Introducing Regular Expressions
Regular expressions. Now there's a term for you. What's so regular about them? What do they express? Are there any irregular expressions? Who came up with the term?
Quit asking so many questions. Most of them don't have answers. What we can say is this.
Regular expressions provide a way of expressing regular languages in a, well, regular and succint fashion.
An Example: Comparing and FSA With an Equivalent Regular Expression
Let's look at an example. We have seen that the following finite state automaton recognizes the set of all strings that contain the substring 101 or 010.
This FSA provides a way of determining, or computing, whether an arbitrary binary string contains either a 101 or a 010 substring. That is why we refer to an FSA as a model of computation. It is a computer, or, better said, an algorithm.
An equivalent regular expression that stands for the same language that this FSA recognizes--all strings that contain either a 101 or a 010 substring--is this:
(1 | 0)* (101 | 010) (1 | 0)*
We'll be more specific about the details later, but for now just realize that the "|" sign is read "or", the "*" means "zero or more," and individual symbols that appear together, as in "101" refer to a the substring obtained by concatenating (gluing) the individual symbols together. So, we read this regular expression as
"any mixture of zero or more 1's and 0's followed by either a 101 substring or a 010 substring followed by any mixture of zero or more 1s and 0s."
Notice again that it isn't easy to determine what the FSA computes, but (once you are used to reading regular expressions) the regular expression is pretty easy to read in determining what strings are expressed by the regular expression and which are not.
So, we can say this:
- The FSA provides a way of computing whether a given string is in the regular language or not.
- The FSA does not provide a concise, easily read description of the language it recognizes.
- The regular expression provides a concise and precise description (expression) of what the language is.
- The regular expression does not provide a way of easily computing whether a given string is in the language or not.
The Practical Side
Regular expressions serve a very practical purpose in computer science. They provide completely unambiguous definitions of regular languages. For example, the phrase
"any mixture of zero or more 1's and 0's followed by either a 101 substring or a 010 substring followed by any mixture of zero or more 1s and 0s."
is ambiguous. Surely someone will ask, "Is only one 101 substring allowed?" "Can both a 101 substring and a 010 substring appear in a string in this language?" Good questions, becuase the English is not clear. However, the regular expression
(1 | 0)* (101 | 010) (1 | 0)*
is completely unambiguous (at least once you know how to read regular expressions). That's why we use regular expressions to define regular languages. For example,
- 101 and 010 are both strings in the language represented by this regular expression; both have either a 101 or a 010 substring with zero leading and trailing 1's and 0's.

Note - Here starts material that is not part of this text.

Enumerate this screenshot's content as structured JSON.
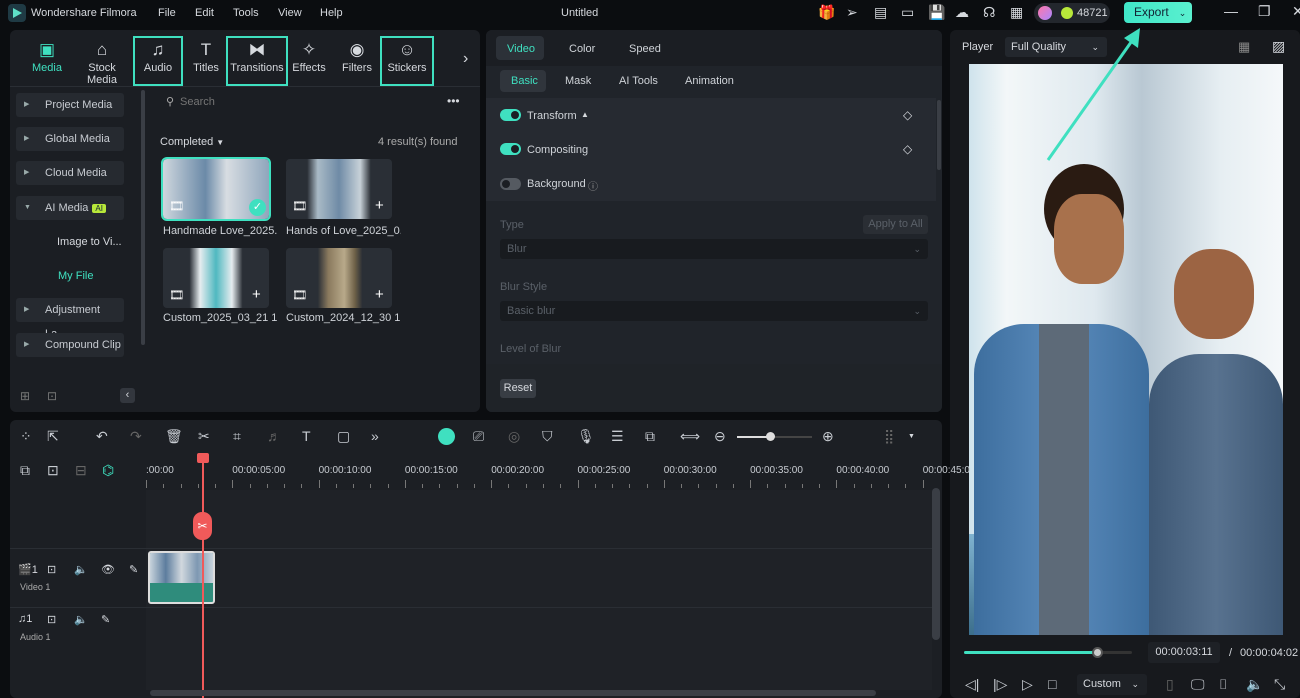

- 101010 is a string in the language represented by this regular expression. We can view this string variously as below, where each of the underlined 101 or 010 substrings shows that the whole string can be viewed as having a mixture of zero or more 1's and 0's preceding and following the underlined substring:
- 101010
- 101010
- 101010
- 101010
- 1111000111 is not in the language represented by this regular expression, because there are no 101 or 010 substrings in this string.
After looking at this for a while we realize that the English phrase
"any mixture of zero or more 1's and 0's followed by either a 101 substring or a 010 substring followed by any mixture of zero or more 1s and 0s."
can be shortened to
"any binary string that contains a 101 or a 010 substring."

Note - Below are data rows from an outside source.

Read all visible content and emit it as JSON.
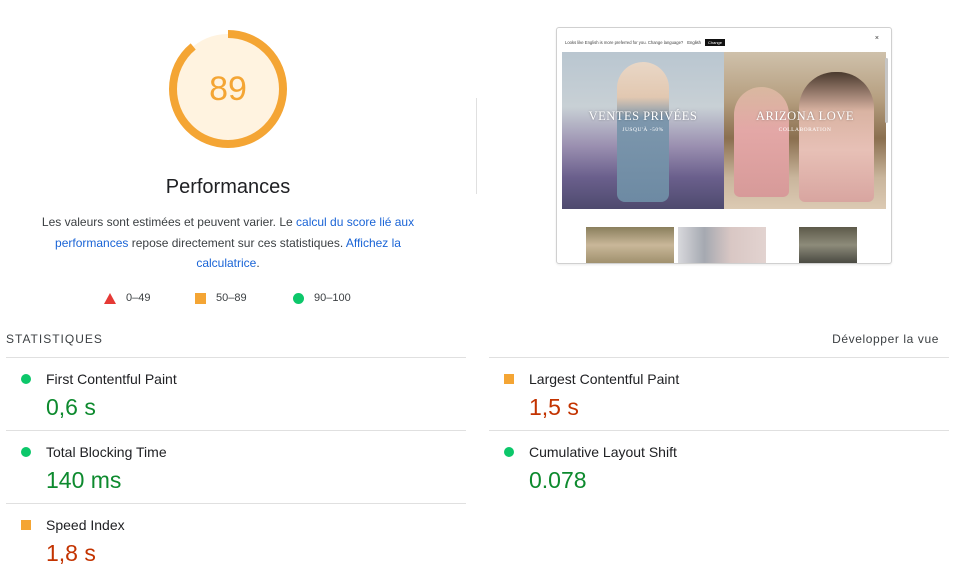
{
  "gauge": {
    "score": "89",
    "score_fraction": 0.89,
    "title": "Performances",
    "color": "#f4a534",
    "track_color": "#fff3e0"
  },
  "description": {
    "part1": "Les valeurs sont estimées et peuvent varier. Le ",
    "link1": "calcul du score lié aux performances",
    "part2": " repose directement sur ces statistiques. ",
    "link2": "Affichez la calculatrice",
    "part3": "."
  },
  "legend": {
    "fail": "0–49",
    "average": "50–89",
    "pass": "90–100"
  },
  "preview": {
    "banner_text": "Looks like English is more preferred for you. Change language?",
    "language": "English",
    "change_label": "Change",
    "close_label": "×",
    "left_title": "VENTES PRIVÉES",
    "left_subtitle": "JUSQU'À -50%",
    "right_title": "ARIZONA LOVE",
    "right_subtitle": "COLLABORATION"
  },
  "stats": {
    "title": "STATISTIQUES",
    "expand_label": "Développer la vue",
    "metrics": [
      {
        "label": "First Contentful Paint",
        "value": "0,6 s",
        "rating": "pass"
      },
      {
        "label": "Largest Contentful Paint",
        "value": "1,5 s",
        "rating": "average"
      },
      {
        "label": "Total Blocking Time",
        "value": "140 ms",
        "rating": "pass"
      },
      {
        "label": "Cumulative Layout Shift",
        "value": "0.078",
        "rating": "pass"
      },
      {
        "label": "Speed Index",
        "value": "1,8 s",
        "rating": "average"
      }
    ]
  },
  "colors": {
    "pass": "#0cc76a",
    "average": "#f4a534",
    "fail": "#e53935",
    "pass_text": "#0d8a2e",
    "average_text": "#c33300",
    "link": "#1a64d6"
  }
}
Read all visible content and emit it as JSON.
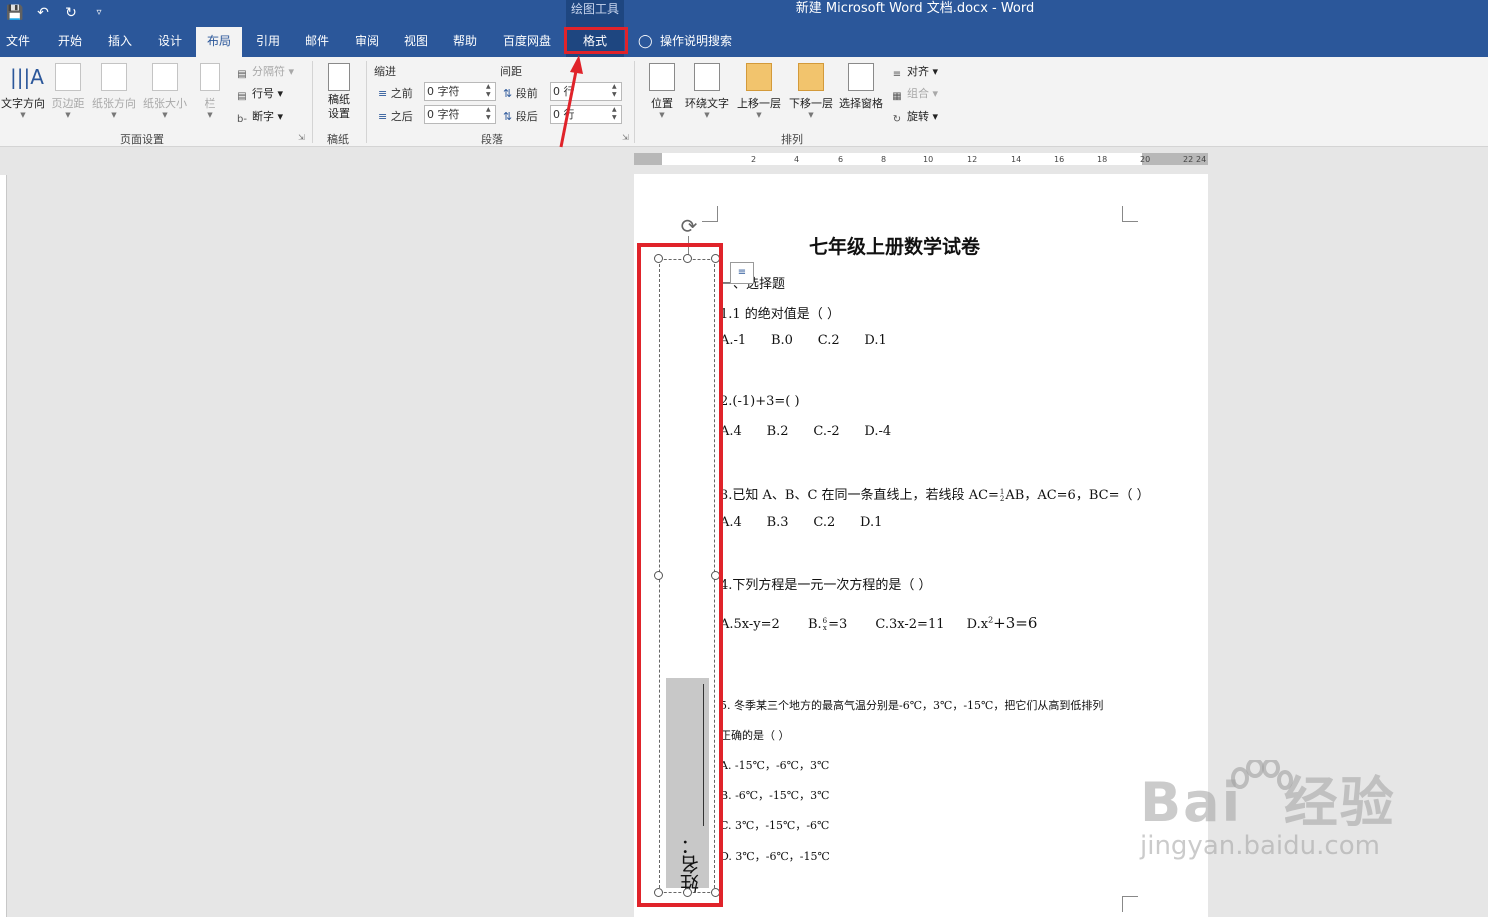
{
  "window": {
    "title": "新建 Microsoft Word 文档.docx  -  Word",
    "contextual_group": "绘图工具"
  },
  "qat": {
    "save_icon": "save-icon",
    "undo_icon": "undo-icon",
    "redo_icon": "redo-icon",
    "customize_icon": "customize-icon"
  },
  "tabs": [
    {
      "label": "文件"
    },
    {
      "label": "开始"
    },
    {
      "label": "插入"
    },
    {
      "label": "设计"
    },
    {
      "label": "布局"
    },
    {
      "label": "引用"
    },
    {
      "label": "邮件"
    },
    {
      "label": "审阅"
    },
    {
      "label": "视图"
    },
    {
      "label": "帮助"
    },
    {
      "label": "百度网盘"
    },
    {
      "label": "格式"
    }
  ],
  "tell_me": "操作说明搜索",
  "ribbon": {
    "page_setup": {
      "label": "页面设置",
      "text_direction": "文字方向",
      "margins": "页边距",
      "orientation": "纸张方向",
      "size": "纸张大小",
      "columns": "栏",
      "breaks": "分隔符",
      "line_numbers": "行号",
      "hyphenation": "断字"
    },
    "manuscript": {
      "label": "稿纸",
      "setup_line1": "稿纸",
      "setup_line2": "设置"
    },
    "paragraph": {
      "label": "段落",
      "indent_head": "缩进",
      "spacing_head": "间距",
      "indent_before_label": "之前",
      "indent_before_value": "0 字符",
      "indent_after_label": "之后",
      "indent_after_value": "0 字符",
      "spacing_before_label": "段前",
      "spacing_before_value": "0 行",
      "spacing_after_label": "段后",
      "spacing_after_value": "0 行"
    },
    "arrange": {
      "label": "排列",
      "position": "位置",
      "wrap_text": "环绕文字",
      "bring_forward": "上移一层",
      "send_backward": "下移一层",
      "selection_pane": "选择窗格",
      "align": "对齐",
      "group": "组合",
      "rotate": "旋转"
    }
  },
  "ruler": {
    "marks": [
      "2",
      "4",
      "6",
      "8",
      "10",
      "12",
      "14",
      "16",
      "18",
      "20",
      "22",
      "24"
    ]
  },
  "document": {
    "title": "七年级上册数学试卷",
    "section": "一、选择题",
    "q1": "1.1 的绝对值是（    ）",
    "q1_opts": "A.-1      B.0      C.2      D.1",
    "q2": "2.(-1)+3=(    )",
    "q2_opts": "A.4      B.2      C.-2      D.-4",
    "q3_pre": "3.已知 A、B、C 在同一条直线上，若线段 AC=",
    "q3_frac_num": "1",
    "q3_frac_den": "2",
    "q3_post": "AB，AC=6，BC=（    ）",
    "q3_opts": "A.4      B.3      C.2      D.1",
    "q4": "4.下列方程是一元一次方程的是（    ）",
    "q4_a": "A.5x-y=2",
    "q4_b_pre": "B.",
    "q4_b_num": "6",
    "q4_b_den": "x",
    "q4_b_post": "=3",
    "q4_c": "C.3x-2=11",
    "q4_d_pre": "D.x",
    "q4_d_sup": "2",
    "q4_d_post": "+3=6",
    "q5_line1": "5.  冬季某三个地方的最高气温分别是-6℃，3℃，-15℃，把它们从高到低排列",
    "q5_line2": "正确的是（    ）",
    "q5_a": "A.  -15℃，-6℃，3℃",
    "q5_b": "B.  -6℃，-15℃，3℃",
    "q5_c": "C.  3℃，-15℃，-6℃",
    "q5_d": "D.  3℃，-6℃，-15℃"
  },
  "textbox": {
    "text": "姓名："
  },
  "watermark": {
    "brand": "Bai  经验",
    "url": "jingyan.baidu.com"
  },
  "colors": {
    "accent": "#2b579a",
    "highlight": "#e0232a"
  }
}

Programming Language Design
Some programming languages, like Perl, lean heavily on regular expresssions for matching patterns in strings as the fundamental programming paradigm of the language. Also, in programming language design, much of the syntax is defined by regular expressions. For example, in some programming languages, variable names must start with a letter and have only (zero or more) letters and digits thereafter. Given the regular expressions
letter = (a | b | c | ... | x | y | z | A | B | C | ... | X | Y | Z)
digit = (0 | 1 | 2 | 3 | 4 | 5 | 6 | 7 | 8 | 9)
we can precisely specify valid variable names with this regular expression:
letter (letter | digit)*
Notice how this removes any ambiguity about what an identifier is. Without this definition, some may think that an underscore counts as a letter, or that a dash counts as a letter. Not so given this definition of variable names by way of a regular expression.